Pub Date: Jan. 5th, 1977
Publisher: Putnam

A Lindbergh kidnap novel in impossibly bad taste but redeemed in part by a striking conclusion. Leif Dahlquist (read Lindy) has just died at 72. Klaus Ochsner's (Hauptmann's) son Ricky, bitter at the way his father was railroaded to the chair and his mother driven mad, vows vengeance and kidnaps young Martin Dahlquist's son, Leif's grandson. He leaves a note making no mention of ransom. Meanwhile, Elizabeth Dahlquist (Anne Morrow Lindbergh) has kept a letter hidden for 40 years, from Ochsner's widow, which has proof that the ""Dahlquist baby"" is not dead; the letter could have brought a stay of execution had she not opened it three days too late.

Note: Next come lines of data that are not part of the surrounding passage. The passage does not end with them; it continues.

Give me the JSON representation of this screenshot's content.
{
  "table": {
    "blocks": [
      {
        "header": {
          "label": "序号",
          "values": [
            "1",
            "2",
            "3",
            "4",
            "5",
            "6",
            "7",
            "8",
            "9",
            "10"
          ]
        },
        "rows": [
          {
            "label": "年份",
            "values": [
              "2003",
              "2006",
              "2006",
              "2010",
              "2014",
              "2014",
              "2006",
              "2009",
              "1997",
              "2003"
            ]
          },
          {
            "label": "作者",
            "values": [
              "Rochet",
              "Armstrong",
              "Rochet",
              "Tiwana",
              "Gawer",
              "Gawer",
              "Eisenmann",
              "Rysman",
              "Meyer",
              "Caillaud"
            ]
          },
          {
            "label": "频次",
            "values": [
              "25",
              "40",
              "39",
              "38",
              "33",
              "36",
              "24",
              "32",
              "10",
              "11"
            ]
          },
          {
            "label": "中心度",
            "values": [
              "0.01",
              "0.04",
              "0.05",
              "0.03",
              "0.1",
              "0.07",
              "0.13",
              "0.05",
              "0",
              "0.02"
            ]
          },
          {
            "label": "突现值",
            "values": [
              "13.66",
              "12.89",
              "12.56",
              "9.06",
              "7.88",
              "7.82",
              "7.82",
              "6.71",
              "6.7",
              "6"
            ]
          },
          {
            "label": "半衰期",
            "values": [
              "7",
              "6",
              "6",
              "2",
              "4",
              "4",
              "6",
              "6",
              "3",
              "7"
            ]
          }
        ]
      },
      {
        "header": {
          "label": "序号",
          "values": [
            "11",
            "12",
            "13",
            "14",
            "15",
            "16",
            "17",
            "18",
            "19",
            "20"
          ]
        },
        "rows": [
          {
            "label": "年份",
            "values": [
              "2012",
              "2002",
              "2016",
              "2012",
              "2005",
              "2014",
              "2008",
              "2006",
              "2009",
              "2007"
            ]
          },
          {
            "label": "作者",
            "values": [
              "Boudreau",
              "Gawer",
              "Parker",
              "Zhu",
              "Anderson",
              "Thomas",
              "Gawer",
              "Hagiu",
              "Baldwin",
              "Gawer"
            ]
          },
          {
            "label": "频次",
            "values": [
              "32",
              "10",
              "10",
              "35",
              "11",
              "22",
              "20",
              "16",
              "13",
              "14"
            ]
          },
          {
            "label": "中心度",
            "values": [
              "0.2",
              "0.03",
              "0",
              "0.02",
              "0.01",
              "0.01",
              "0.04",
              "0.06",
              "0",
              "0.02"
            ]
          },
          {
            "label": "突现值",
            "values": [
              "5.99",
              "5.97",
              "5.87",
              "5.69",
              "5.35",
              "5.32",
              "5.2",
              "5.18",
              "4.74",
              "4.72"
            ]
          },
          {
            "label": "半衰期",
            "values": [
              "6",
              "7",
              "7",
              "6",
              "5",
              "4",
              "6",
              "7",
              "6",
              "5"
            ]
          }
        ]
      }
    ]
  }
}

Who then is the dead baby that was found on the Dahlquist estate some months after the kidnap? It turns out that the Ochsners had lost a baby themselves (before the kidnap) and that that baby's grave is empty. So whose son is Ricky? Can he possibly be. . . ? ? My God, has the lost Dahlquist child grown up and. . . and. . . ? ? ? Not memorable--in fact, you may wish to wash it out--but the imaginative end is worth looking into by crime freaks.